Around Rs 22,000 crore to enter social sector as India Inc steps up CSR plans

MUMBAI: Surgeon-social entrepreneur Devi Shetty of Narayana Health is agonising over an issue of the nonmedical kind these days. The electricity bill of his expanding hospital complex in Bangalore has spiralled to Rs 1.2 crore a month, straining his financials. Shetty is now reaching out to corporates to help him tide over this energy emergency through deploying of energy-efficiency interventions and their corporate social responsibility (CSR) monies 

Around Rs 22,000 crore is expected to gush into the social sector from the next financial year onwards as Indian companies ramp up CSR spends in keeping with provisions under the Companies Act, 2013. It stipulates certain companies — with a net worth of Rs 500 crore or a turnover ofRs 1,000 crore or a net profit of Rs 5 crore — to spend at least 2% of their average net profits made over three preceding years on CSR programmes.

At a conference last week in Mumbai to link up companies with social sector players, Shetty told an eclectic gathering of corporate decisionmakers, foundation heads, and NGOs that the idea of "disassociating healthcare from affluence" could indeed come true, given the new circumstances. "We need 2 million heart surgeries a year," he said, urging companies to devise partnerships or seek out patients from under-privileged sections directly.

Companies had sunk into complacence as the Companies Bill traversed through the laborious legislative process through the year. Now, with April 2014 looming large, many are staring at the woeful inadequacy of the CSR initiatives they had been flaunting over the years.

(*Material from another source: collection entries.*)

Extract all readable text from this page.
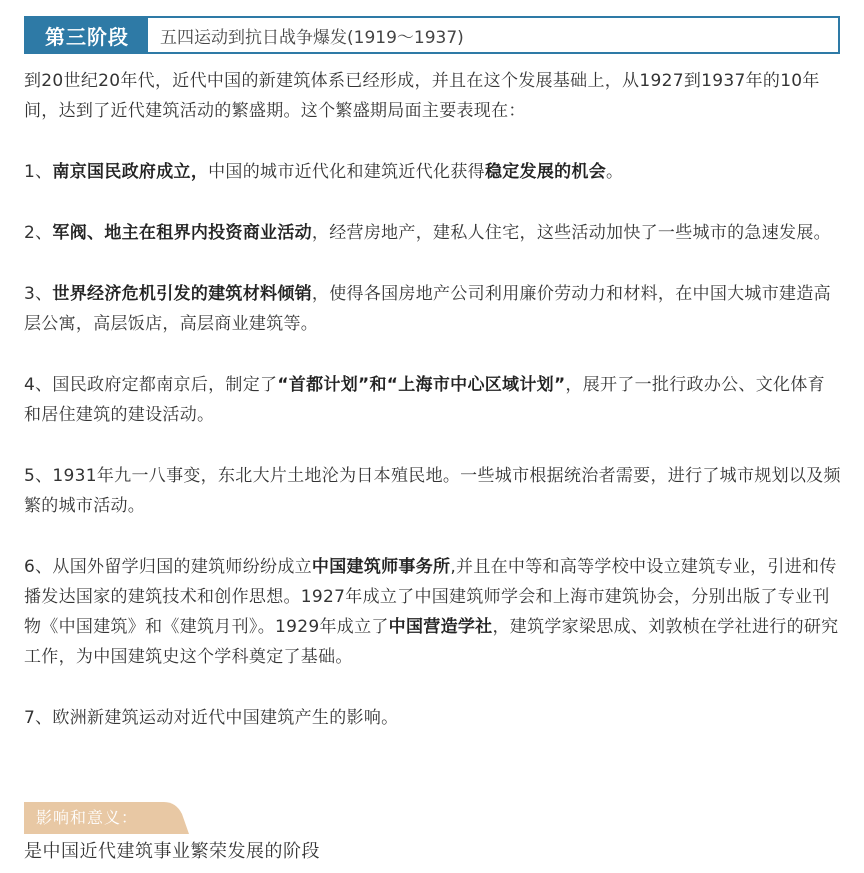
第三阶段	五四运动到抗日战争爆发(1919～1937)

到20世纪20年代，近代中国的新建筑体系已经形成，并且在这个发展基础上，从1927到1937年的10年间，达到了近代建筑活动的繁盛期。这个繁盛期局面主要表现在：

1、南京国民政府成立，中国的城市近代化和建筑近代化获得稳定发展的机会。

2、军阀、地主在租界内投资商业活动，经营房地产，建私人住宅，这些活动加快了一些城市的急速发展。

3、世界经济危机引发的建筑材料倾销，使得各国房地产公司利用廉价劳动力和材料，在中国大城市建造高层公寓，高层饭店，高层商业建筑等。

4、国民政府定都南京后，制定了“首都计划”和“上海市中心区域计划”，展开了一批行政办公、文化体育和居住建筑的建设活动。

5、1931年九一八事变，东北大片土地沦为日本殖民地。一些城市根据统治者需要，进行了城市规划以及频繁的城市活动。

6、从国外留学归国的建筑师纷纷成立中国建筑师事务所,并且在中等和高等学校中设立建筑专业，引进和传播发达国家的建筑技术和创作思想。1927年成立了中国建筑师学会和上海市建筑协会，分别出版了专业刊物《中国建筑》和《建筑月刊》。1929年成立了中国营造学社，建筑学家梁思成、刘敦桢在学社进行的研究工作，为中国建筑史这个学科奠定了基础。

7、欧洲新建筑运动对近代中国建筑产生的影响。

影响和意义：
是中国近代建筑事业繁荣发展的阶段
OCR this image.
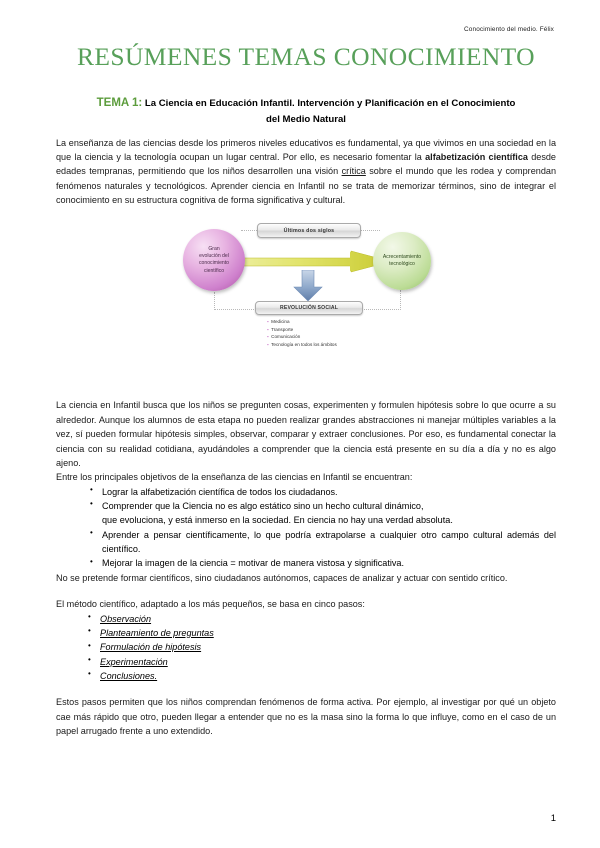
Conocimiento del medio. Félix
RESÚMENES TEMAS CONOCIMIENTO
TEMA 1: La Ciencia en Educación Infantil. Intervención y Planificación en el Conocimiento
del Medio Natural

La enseñanza de las ciencias desde los primeros niveles educativos es fundamental, ya que vivimos en una sociedad en la que la ciencia y la tecnología ocupan un lugar central. Por ello, es necesario fomentar la alfabetización científica desde edades tempranas, permitiendo que los niños desarrollen una visión crítica sobre el mundo que les rodea y comprendan fenómenos naturales y tecnológicos. Aprender ciencia en Infantil no se trata de memorizar términos, sino de integrar el conocimiento en su estructura cognitiva de forma significativa y cultural.

Últimos dos siglos
Gran
evolución del
conocimiento
científico
Acrecentamiento tecnológico
REVOLUCIÓN SOCIAL
▪ Medicina
▪ Transporte
▪ Comunicación
▪ Tecnología en todos los ámbitos

La ciencia en Infantil busca que los niños se pregunten cosas, experimenten y formulen hipótesis sobre lo que ocurre a su alrededor. Aunque los alumnos de esta etapa no pueden realizar grandes abstracciones ni manejar múltiples variables a la vez, sí pueden formular hipótesis simples, observar, comparar y extraer conclusiones. Por eso, es fundamental conectar la ciencia con su realidad cotidiana, ayudándoles a comprender que la ciencia está presente en su día a día y no es algo ajeno.

Entre los principales objetivos de la enseñanza de las ciencias en Infantil se encuentran:

• Lograr la alfabetización científica de todos los ciudadanos.
• Comprender que la Ciencia no es algo estático sino un hecho cultural dinámico,
que evoluciona, y está inmerso en la sociedad. En ciencia no hay una verdad absoluta.
• Aprender a pensar científicamente, lo que podría extrapolarse a cualquier otro campo cultural además del científico.
• Mejorar la imagen de la ciencia = motivar de manera vistosa y significativa.

No se pretende formar científicos, sino ciudadanos autónomos, capaces de analizar y actuar con sentido crítico.

El método científico, adaptado a los más pequeños, se basa en cinco pasos:

• Observación
• Planteamiento de preguntas
• Formulación de hipótesis
• Experimentación
• Conclusiones.

Estos pasos permiten que los niños comprendan fenómenos de forma activa. Por ejemplo, al investigar por qué un objeto cae más rápido que otro, pueden llegar a entender que no es la masa sino la forma lo que influye, como en el caso de un papel arrugado frente a uno extendido.

1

After an initial phase of indifference and, later, even sly attempts by a few at gaming the rules — fitting in what they are doing currently as CSR or looking for loopholes to avoid doing what they ought to be doing — companies are now preparing for a new era or a new genre of CSR interventions. 

On sensing the corporate hurt at 'being told what to do', the government too has been changing its stance: from citing Section 134 — which talks of fines and imprisonment — to a more liberal view of defining what constitutes CSR, and implementation methodologies.